Milletvekili seçilmeden önce Hasan Basri Sönmez (Isparta), Mustafa Demir (Kilis) MHP il başkanıydı. Bolu Milletvekili seçilen İsmail Akgül ise Ocak başkanlığı görevinde bulunmuştu. Teşkilattan geldikleri için üçü de Genel Başkan Devlet Bahçeli’ye bağlı, Teşkilattan Sorumlu Genel Başkan Yardımcısı Semih Yalçın’a da yakın isimlerdi. Bazen bu yakınlıkların siyasette sorunlar getirdiği de bilinir.
HASTANEYE GİTTİĞİ GÜN
Semih Yalçın’ın genel merkeze gelmediği gün yoktur. 20 Kasım 2024 tarihinde hastaneye gitti. İşte ne olduysa o gün oldu. Saat 11.00 civarında Bahçeli’nin TBMM’deki özel kaleminden Milletvekilleri Hasan Basri Sönmez, Mustafa Demir ve İsmail Algül telefonla arandı ve istifaları istendi. Niçin istifalarının istendiği yolunda kendilerine bir bilgi verilmedi, sadece talimat iletildi.
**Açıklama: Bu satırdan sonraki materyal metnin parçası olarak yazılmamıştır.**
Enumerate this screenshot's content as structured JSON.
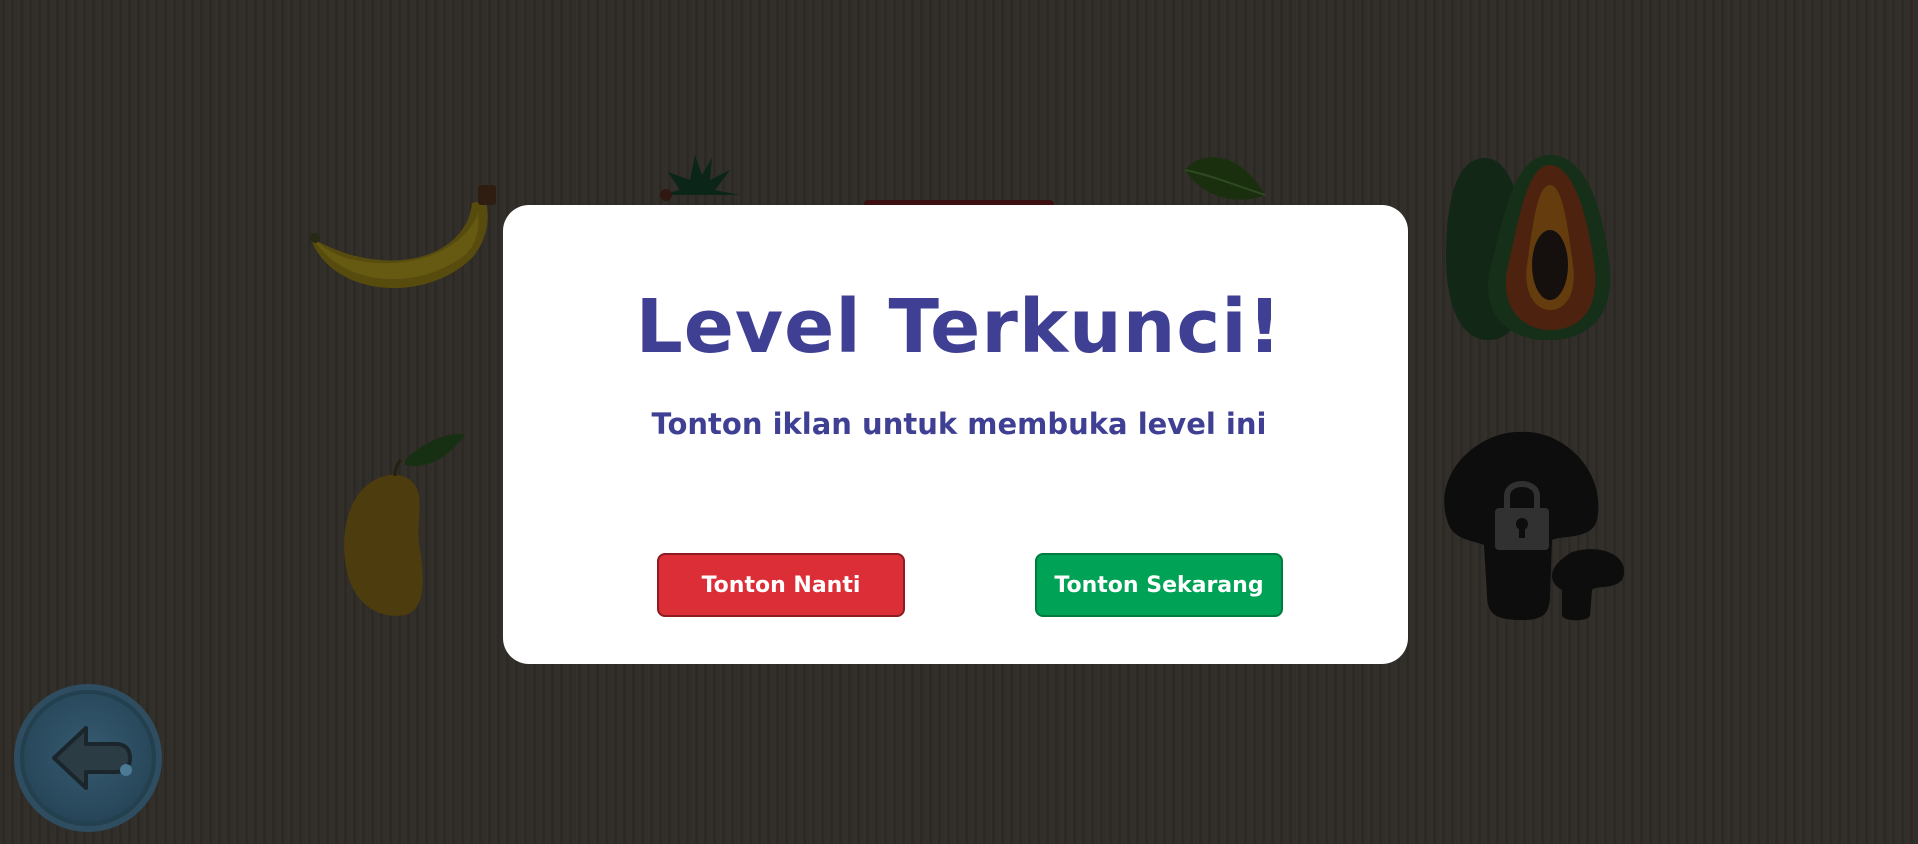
{
  "dialog": {
    "title": "Level Terkunci!",
    "message": "Tonton iklan untuk membuka level ini",
    "later_button": "Tonton Nanti",
    "now_button": "Tonton Sekarang"
  },
  "levels": [
    {
      "name": "banana",
      "locked": false
    },
    {
      "name": "pineapple",
      "locked": false
    },
    {
      "name": "red-fruit",
      "locked": false
    },
    {
      "name": "green-fruit",
      "locked": false
    },
    {
      "name": "papaya",
      "locked": false
    },
    {
      "name": "mango",
      "locked": false
    },
    {
      "name": "mushroom",
      "locked": true
    }
  ],
  "nav": {
    "back_icon": "arrow-left-icon"
  },
  "colors": {
    "title": "#3f3f94",
    "later_button": "#dc2e36",
    "now_button": "#00a356",
    "background": "#3a3630"
  }
}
Üç milletvekilinin altın kaçakçılığı yaptığı yolunda iddia konuşulmaya başlandı. Cumhurbaşkanının gezisine katılan MHP’li iki milletvekili, uçakta bulunan bir güvenlik görevlisinin Dubai’den Türkiye’ye kaçak altın sokan milletvekilleri bulunduğunu söyledi. Milletvekili, bu durumu genel merkez yetkilileriyle paylaştı.
AÇIKLAMAYA KARŞI, AÇIKLAMA
Üç milletvekili gelişmeler nedeniyle telefonlarını uzun süre kapalı tuttu. Saat 18.00’de özel kalemden tekrar arandılar ve istifa dilekçelerini vermeleri için TBMM’ye davet edildiler. Geldiler, kendilerine iddia söylendi ve istifa dilekçelerini verdiler. Saat 19.29’da Genel Başkan Yardımcısı Semih Yalçın, sosyal medya hesabından şu açıklamayı yaptı:
“Parti içinde devam eden bir inceleme mucibince Isparta Milletvekilimiz Hasan Basri Sönmez, Bolu Milletvekilimiz İsmail Algül ve Kilis Milletvekilimiz Mustafa Demir’in istifaları istenmiş, müteakiben de istifa dilekçeleri kabul edilmiştir. Kamuoyunun bilgisine sunulur.”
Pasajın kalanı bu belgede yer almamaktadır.